BK: That should be a lesson for any artist.
SM: Technique will come if you do it.
BK: You said it in that story from high school that it's sort of a confluence of the hot rod culture and the amazing music coming out of Motown and Detroit. Both were influences for you.
SM: That was the thing with me painting and Detroit with Motown music scene. Since I was a little kid, like 14, I would listen to the Black stations on the radio — which at the time was frowned upon. Then Motown happened. It crossed over and was so popular, it was like the birth of rock and roll. When I painted shirts at the Michigan State Fair, I'd have the "Motown Music Revue" behind me.
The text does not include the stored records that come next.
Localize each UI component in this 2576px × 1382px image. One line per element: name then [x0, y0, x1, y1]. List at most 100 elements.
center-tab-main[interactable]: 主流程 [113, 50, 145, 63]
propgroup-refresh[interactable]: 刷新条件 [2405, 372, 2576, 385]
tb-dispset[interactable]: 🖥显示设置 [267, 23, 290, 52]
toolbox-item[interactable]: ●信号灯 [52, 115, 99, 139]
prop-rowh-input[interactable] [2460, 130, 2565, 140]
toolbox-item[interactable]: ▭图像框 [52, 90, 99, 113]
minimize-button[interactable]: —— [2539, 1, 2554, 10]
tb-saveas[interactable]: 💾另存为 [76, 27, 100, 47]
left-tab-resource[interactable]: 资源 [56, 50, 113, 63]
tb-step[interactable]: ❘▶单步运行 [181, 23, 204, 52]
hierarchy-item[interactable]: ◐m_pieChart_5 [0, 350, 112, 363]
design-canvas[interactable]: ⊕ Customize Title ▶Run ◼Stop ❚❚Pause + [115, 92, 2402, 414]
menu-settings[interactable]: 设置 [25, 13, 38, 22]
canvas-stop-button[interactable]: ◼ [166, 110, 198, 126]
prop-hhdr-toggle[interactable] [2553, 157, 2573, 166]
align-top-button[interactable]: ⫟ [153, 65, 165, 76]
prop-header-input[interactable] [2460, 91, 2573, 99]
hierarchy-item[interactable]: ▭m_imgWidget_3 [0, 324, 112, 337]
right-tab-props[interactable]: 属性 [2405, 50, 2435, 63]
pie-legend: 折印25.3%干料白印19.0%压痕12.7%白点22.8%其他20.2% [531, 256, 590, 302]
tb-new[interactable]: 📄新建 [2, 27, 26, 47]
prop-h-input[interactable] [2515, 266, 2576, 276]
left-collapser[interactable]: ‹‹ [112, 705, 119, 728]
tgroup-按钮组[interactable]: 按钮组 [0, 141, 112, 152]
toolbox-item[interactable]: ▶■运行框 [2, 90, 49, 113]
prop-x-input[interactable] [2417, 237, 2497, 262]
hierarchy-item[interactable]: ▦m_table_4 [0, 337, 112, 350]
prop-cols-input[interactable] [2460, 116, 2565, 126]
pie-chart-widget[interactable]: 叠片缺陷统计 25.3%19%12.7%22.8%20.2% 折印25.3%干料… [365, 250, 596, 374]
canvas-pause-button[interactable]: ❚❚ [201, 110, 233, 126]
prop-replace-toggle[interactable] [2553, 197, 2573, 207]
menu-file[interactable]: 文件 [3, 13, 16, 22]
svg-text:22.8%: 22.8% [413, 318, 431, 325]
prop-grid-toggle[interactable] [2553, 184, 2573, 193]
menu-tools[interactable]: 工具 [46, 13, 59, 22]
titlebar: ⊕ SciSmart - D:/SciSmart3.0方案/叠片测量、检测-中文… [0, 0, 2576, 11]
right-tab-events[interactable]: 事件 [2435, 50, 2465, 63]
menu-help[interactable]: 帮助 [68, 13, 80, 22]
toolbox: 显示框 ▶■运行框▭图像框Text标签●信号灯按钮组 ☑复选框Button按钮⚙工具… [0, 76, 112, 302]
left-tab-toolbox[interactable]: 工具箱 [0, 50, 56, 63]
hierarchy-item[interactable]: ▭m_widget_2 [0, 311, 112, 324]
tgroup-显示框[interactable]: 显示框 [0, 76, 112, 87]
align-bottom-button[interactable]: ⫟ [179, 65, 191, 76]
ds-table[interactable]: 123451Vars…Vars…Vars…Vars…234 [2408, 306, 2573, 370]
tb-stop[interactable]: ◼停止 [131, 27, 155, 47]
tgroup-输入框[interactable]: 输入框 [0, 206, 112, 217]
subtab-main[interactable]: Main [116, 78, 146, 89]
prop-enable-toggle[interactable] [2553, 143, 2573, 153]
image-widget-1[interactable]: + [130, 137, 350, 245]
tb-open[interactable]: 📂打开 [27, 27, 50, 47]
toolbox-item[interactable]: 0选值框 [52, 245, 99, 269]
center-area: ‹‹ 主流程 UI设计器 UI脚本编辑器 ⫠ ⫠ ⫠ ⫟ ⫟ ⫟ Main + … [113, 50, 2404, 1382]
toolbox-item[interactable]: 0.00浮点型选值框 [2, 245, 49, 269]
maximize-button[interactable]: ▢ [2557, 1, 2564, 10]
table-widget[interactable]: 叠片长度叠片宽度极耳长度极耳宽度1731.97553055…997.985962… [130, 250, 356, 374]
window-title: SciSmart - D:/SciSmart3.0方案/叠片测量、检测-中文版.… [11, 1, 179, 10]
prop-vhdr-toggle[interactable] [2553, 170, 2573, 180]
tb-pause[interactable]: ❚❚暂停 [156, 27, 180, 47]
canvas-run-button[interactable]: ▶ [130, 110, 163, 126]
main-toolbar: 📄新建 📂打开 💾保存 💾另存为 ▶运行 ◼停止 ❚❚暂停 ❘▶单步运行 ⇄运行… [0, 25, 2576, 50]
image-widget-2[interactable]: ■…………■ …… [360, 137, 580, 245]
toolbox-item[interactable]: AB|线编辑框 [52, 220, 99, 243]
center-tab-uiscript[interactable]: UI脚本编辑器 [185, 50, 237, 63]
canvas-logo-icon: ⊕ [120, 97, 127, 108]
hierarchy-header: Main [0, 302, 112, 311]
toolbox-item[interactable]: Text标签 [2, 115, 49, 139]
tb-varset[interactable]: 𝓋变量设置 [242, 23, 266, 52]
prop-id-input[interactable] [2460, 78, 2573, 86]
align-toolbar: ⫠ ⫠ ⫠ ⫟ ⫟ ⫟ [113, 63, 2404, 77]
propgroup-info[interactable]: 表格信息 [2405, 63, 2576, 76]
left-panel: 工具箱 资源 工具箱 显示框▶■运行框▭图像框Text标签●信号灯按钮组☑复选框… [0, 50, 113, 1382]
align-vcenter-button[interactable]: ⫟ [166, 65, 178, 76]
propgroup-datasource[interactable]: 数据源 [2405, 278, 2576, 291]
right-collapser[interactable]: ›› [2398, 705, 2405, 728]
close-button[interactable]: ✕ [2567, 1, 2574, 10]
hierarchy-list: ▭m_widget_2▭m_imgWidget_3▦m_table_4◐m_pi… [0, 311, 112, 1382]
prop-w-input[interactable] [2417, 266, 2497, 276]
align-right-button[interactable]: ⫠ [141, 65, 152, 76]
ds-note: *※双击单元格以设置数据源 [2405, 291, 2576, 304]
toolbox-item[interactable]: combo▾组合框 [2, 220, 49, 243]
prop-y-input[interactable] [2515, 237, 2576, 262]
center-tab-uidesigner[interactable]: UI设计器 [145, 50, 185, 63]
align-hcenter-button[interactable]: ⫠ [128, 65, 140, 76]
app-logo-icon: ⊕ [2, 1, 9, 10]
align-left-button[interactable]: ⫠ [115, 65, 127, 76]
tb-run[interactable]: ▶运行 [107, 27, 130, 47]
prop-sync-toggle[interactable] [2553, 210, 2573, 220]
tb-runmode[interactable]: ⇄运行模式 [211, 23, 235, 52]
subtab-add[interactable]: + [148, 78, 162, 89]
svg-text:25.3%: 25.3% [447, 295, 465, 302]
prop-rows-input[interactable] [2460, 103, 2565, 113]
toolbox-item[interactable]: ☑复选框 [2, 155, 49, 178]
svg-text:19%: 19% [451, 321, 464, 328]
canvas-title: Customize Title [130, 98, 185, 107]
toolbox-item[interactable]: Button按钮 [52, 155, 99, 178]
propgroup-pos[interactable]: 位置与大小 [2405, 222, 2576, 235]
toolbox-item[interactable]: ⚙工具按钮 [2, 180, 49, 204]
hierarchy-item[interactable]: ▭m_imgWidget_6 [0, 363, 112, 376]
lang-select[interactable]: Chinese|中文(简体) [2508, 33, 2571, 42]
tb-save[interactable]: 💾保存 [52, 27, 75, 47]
I'd be painting fluorescent colors on shirts and smoking a little weed and listening to all these great Motown acts. I did an album cover for Mickey's Monkey by Smokey Robinson. I was really involved in that music scene.
BK: It's amazing. It feels like it's always been together for you — art and music.
SM: To me, there's no difference. Art is visual music. I've been trying to draw music lately — just color and form. When I got to San Francisco, I was all into art and music as a medium. They were always with me together, from the start.
BK: You were the perfect person at that moment. Really Incredible.